Read-acquiring reader-writer locks from within RCU read-side critical
sections also works, and doing so eases deadlock concerns because
RCU read-side primitives cannot participated in lock-based deadlock cycles.
But what happens when you attempt to read-acquire a reader-writer lock from
within a transaction?
Unfortunately, the straightforward approach to read-acquiring the
traditional counter-based
reader-writer lock within a transaction defeats the purpose of
the reader-writer lock.
To see this, consider a pair of transactions concurrently attempting
to read-acquire the same reader-writer lock.
Because read-acquisition involves modifying the reader-writer lock's
data structures, a conflict will result, which will roll back
one of the two transactions.
This behavior is completely inconsistent with the reader-writer lock's
goal of allowing concurrent readers.
Here are some options available to TM:
- Use per-CPU or per-thread reader-writer locking,
which allows a given CPU (or thread, respectively) to manipulate
only local data when read-acquiring the lock.
This would avoid the conflict between the two transactions
concurrently read-acquiring the lock, permitting both to
proceed, as intended.
Unfortunately, (1) the write-acquisition overhead of per-CPU/thread
locking can be extremely high, (2) the memory overhead of
per-CPU/thread locking can be prohibitive, and (3) this
transformation is available only when you have access to the
source code in question.
- Use TM only “in the small” when introducing TM
to lock-based programs, thereby avoiding read-acquiring
reader-writer locks from within transactions.
- Set aside locking-based legacy systems entirely, re-implementing
everything in terms of transactions.
This approach has no shortage of advocates, but this requires that
all the issues described in this series be resolved.

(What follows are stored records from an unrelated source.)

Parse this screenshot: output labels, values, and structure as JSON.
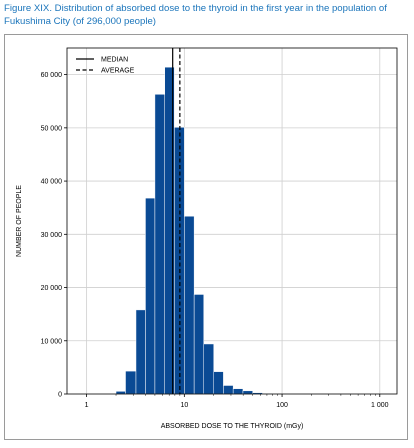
{
  "caption": "Figure XIX. Distribution of absorbed dose to the thyroid in the first year in the population of Fukushima City (of 296,000 people)",
  "chart_data": {
    "type": "bar",
    "xscale": "log",
    "xlim": [
      0.63,
      1500
    ],
    "ylim": [
      0,
      65000
    ],
    "xlabel": "ABSORBED DOSE TO THE THYROID (mGy)",
    "ylabel": "NUMBER OF PEOPLE",
    "x_ticks": [
      1,
      10,
      100,
      1000
    ],
    "x_tick_labels": [
      "1",
      "10",
      "100",
      "1 000"
    ],
    "y_ticks": [
      0,
      10000,
      20000,
      30000,
      40000,
      50000,
      60000
    ],
    "y_tick_labels": [
      "0",
      "10 000",
      "20 000",
      "30 000",
      "40 000",
      "50 000",
      "60 000"
    ],
    "grid": true,
    "bar_color": "#0a4a94",
    "bins": [
      {
        "from": 2.0,
        "to": 2.5,
        "value": 500
      },
      {
        "from": 2.5,
        "to": 3.2,
        "value": 4300
      },
      {
        "from": 3.2,
        "to": 4.0,
        "value": 15800
      },
      {
        "from": 4.0,
        "to": 5.0,
        "value": 36800
      },
      {
        "from": 5.0,
        "to": 6.3,
        "value": 56300
      },
      {
        "from": 6.3,
        "to": 7.9,
        "value": 61400
      },
      {
        "from": 7.9,
        "to": 10.0,
        "value": 50100
      },
      {
        "from": 10.0,
        "to": 12.6,
        "value": 33400
      },
      {
        "from": 12.6,
        "to": 15.8,
        "value": 18700
      },
      {
        "from": 15.8,
        "to": 20.0,
        "value": 9400
      },
      {
        "from": 20.0,
        "to": 25.1,
        "value": 4200
      },
      {
        "from": 25.1,
        "to": 31.6,
        "value": 1600
      },
      {
        "from": 31.6,
        "to": 39.8,
        "value": 1000
      },
      {
        "from": 39.8,
        "to": 50.1,
        "value": 600
      },
      {
        "from": 50.1,
        "to": 63.1,
        "value": 250
      },
      {
        "from": 63.1,
        "to": 79.4,
        "value": 100
      }
    ],
    "median": 7.6,
    "average": 9.0,
    "legend": {
      "position": "top-left",
      "entries": [
        {
          "label": "MEDIAN",
          "style": "solid"
        },
        {
          "label": "AVERAGE",
          "style": "dashed"
        }
      ]
    }
  }
}
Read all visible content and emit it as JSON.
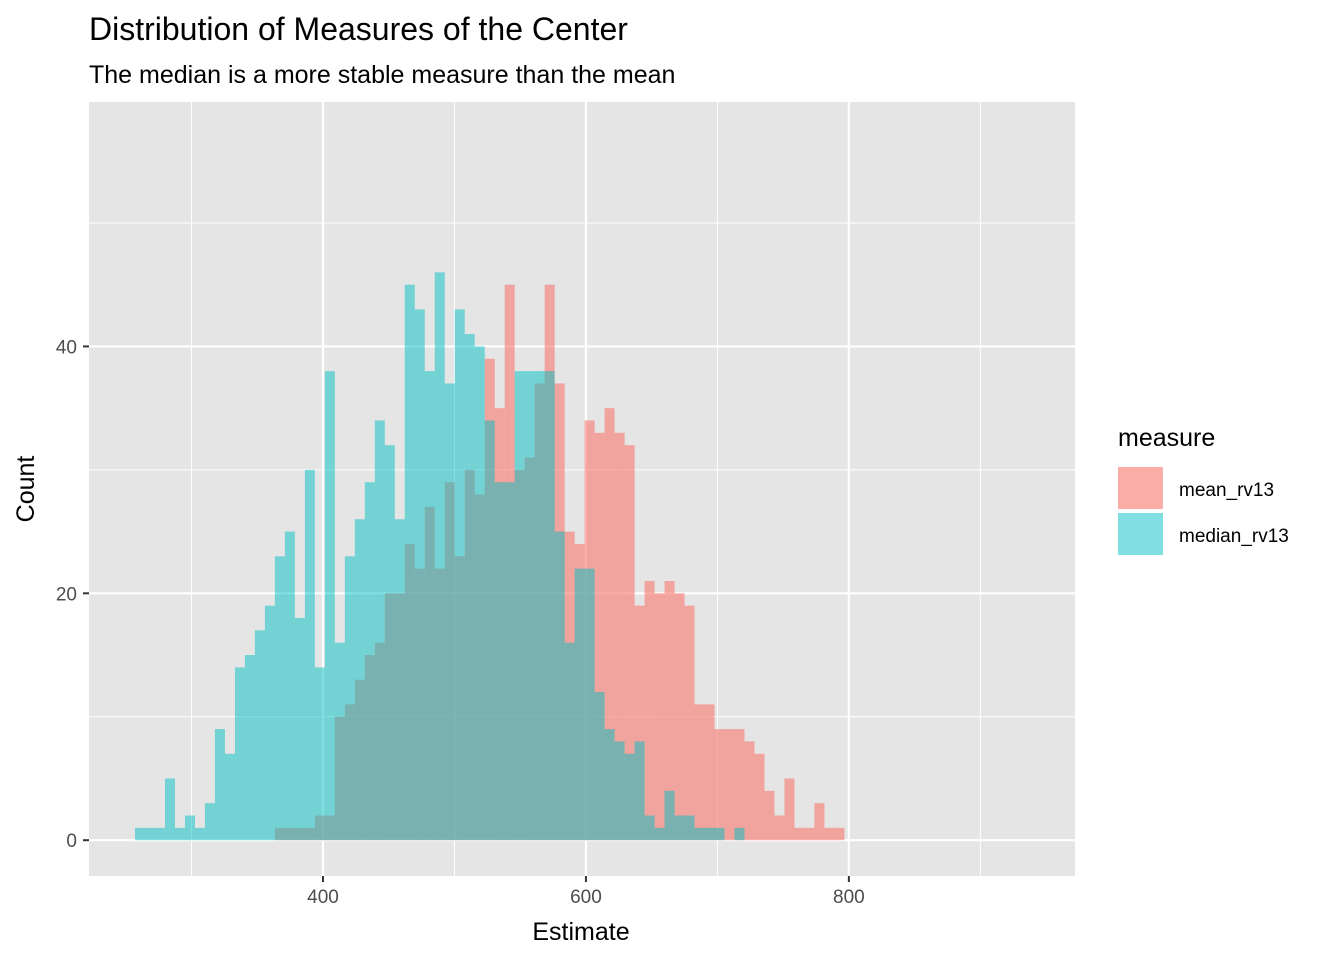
{
  "chart_data": {
    "type": "histogram",
    "title": "Distribution of Measures of the Center",
    "subtitle": "The median is a more stable measure than the mean",
    "xlabel": "Estimate",
    "ylabel": "Count",
    "xlim": [
      222,
      972
    ],
    "ylim": [
      -2.9,
      59.8
    ],
    "x_ticks": [
      400,
      600,
      800
    ],
    "y_ticks": [
      0,
      20,
      40
    ],
    "bin_start": 257,
    "bin_width": 7.6,
    "grid": true,
    "legend": {
      "title": "measure",
      "position": "right",
      "entries": [
        {
          "label": "mean_rv13",
          "color": "#f8766d"
        },
        {
          "label": "median_rv13",
          "color": "#00bfc4"
        }
      ]
    },
    "series": [
      {
        "name": "mean_rv13",
        "color": "#f8766d",
        "counts": [
          0,
          0,
          0,
          0,
          0,
          0,
          0,
          0,
          0,
          0,
          0,
          0,
          0,
          0,
          1,
          1,
          1,
          1,
          2,
          2,
          10,
          11,
          13,
          15,
          16,
          20,
          20,
          24,
          22,
          27,
          22,
          29,
          23,
          30,
          28,
          39,
          35,
          45,
          30,
          31,
          37,
          45,
          37,
          25,
          24,
          34,
          33,
          35,
          33,
          32,
          19,
          21,
          20,
          21,
          20,
          19,
          11,
          11,
          9,
          9,
          9,
          8,
          7,
          4,
          2,
          5,
          1,
          1,
          3,
          1,
          1,
          0,
          0,
          0,
          0,
          0,
          0,
          0,
          0,
          0,
          0,
          0,
          0,
          0,
          0,
          0,
          0,
          0,
          0,
          0,
          0,
          0,
          0,
          0,
          0,
          0,
          0,
          0,
          0,
          0,
          0,
          0,
          0,
          0
        ]
      },
      {
        "name": "median_rv13",
        "color": "#00bfc4",
        "counts": [
          1,
          1,
          1,
          5,
          1,
          2,
          1,
          3,
          9,
          7,
          14,
          15,
          17,
          19,
          23,
          25,
          18,
          30,
          14,
          38,
          16,
          23,
          26,
          29,
          34,
          32,
          26,
          45,
          43,
          38,
          46,
          37,
          43,
          41,
          40,
          34,
          29,
          29,
          38,
          38,
          38,
          38,
          25,
          16,
          22,
          22,
          12,
          9,
          8,
          7,
          8,
          2,
          1,
          4,
          2,
          2,
          1,
          1,
          1,
          0,
          1,
          0,
          0,
          0,
          0,
          0,
          0,
          0,
          0,
          0,
          0,
          0,
          0,
          0,
          0,
          0,
          0,
          0,
          0,
          0,
          0,
          0,
          0,
          0,
          0,
          0,
          0,
          0,
          0,
          0,
          0,
          0,
          0,
          0,
          0,
          0,
          0,
          0,
          0,
          0,
          0,
          0,
          0,
          0
        ]
      }
    ]
  }
}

During the time it takes to resolve these issues, competing
synchronization mechanisms will of course also have the opportunity to
improve.
- Use TM strictly as an optimization in lock-based systems,
as was done by the
TxLinux group.
This approach seems sound, but leaves the locking design constraints
(such as the need to avoid deadlock) firmly in place.
Furthermore, this approach can result in unnecessary transaction
rollbacks when multiple transactions attempt to read-acquire
the same lock.
There might well be other non-obvious issues surrounding combining
TM with reader-writer locking, as there in fact were with exclusive locking.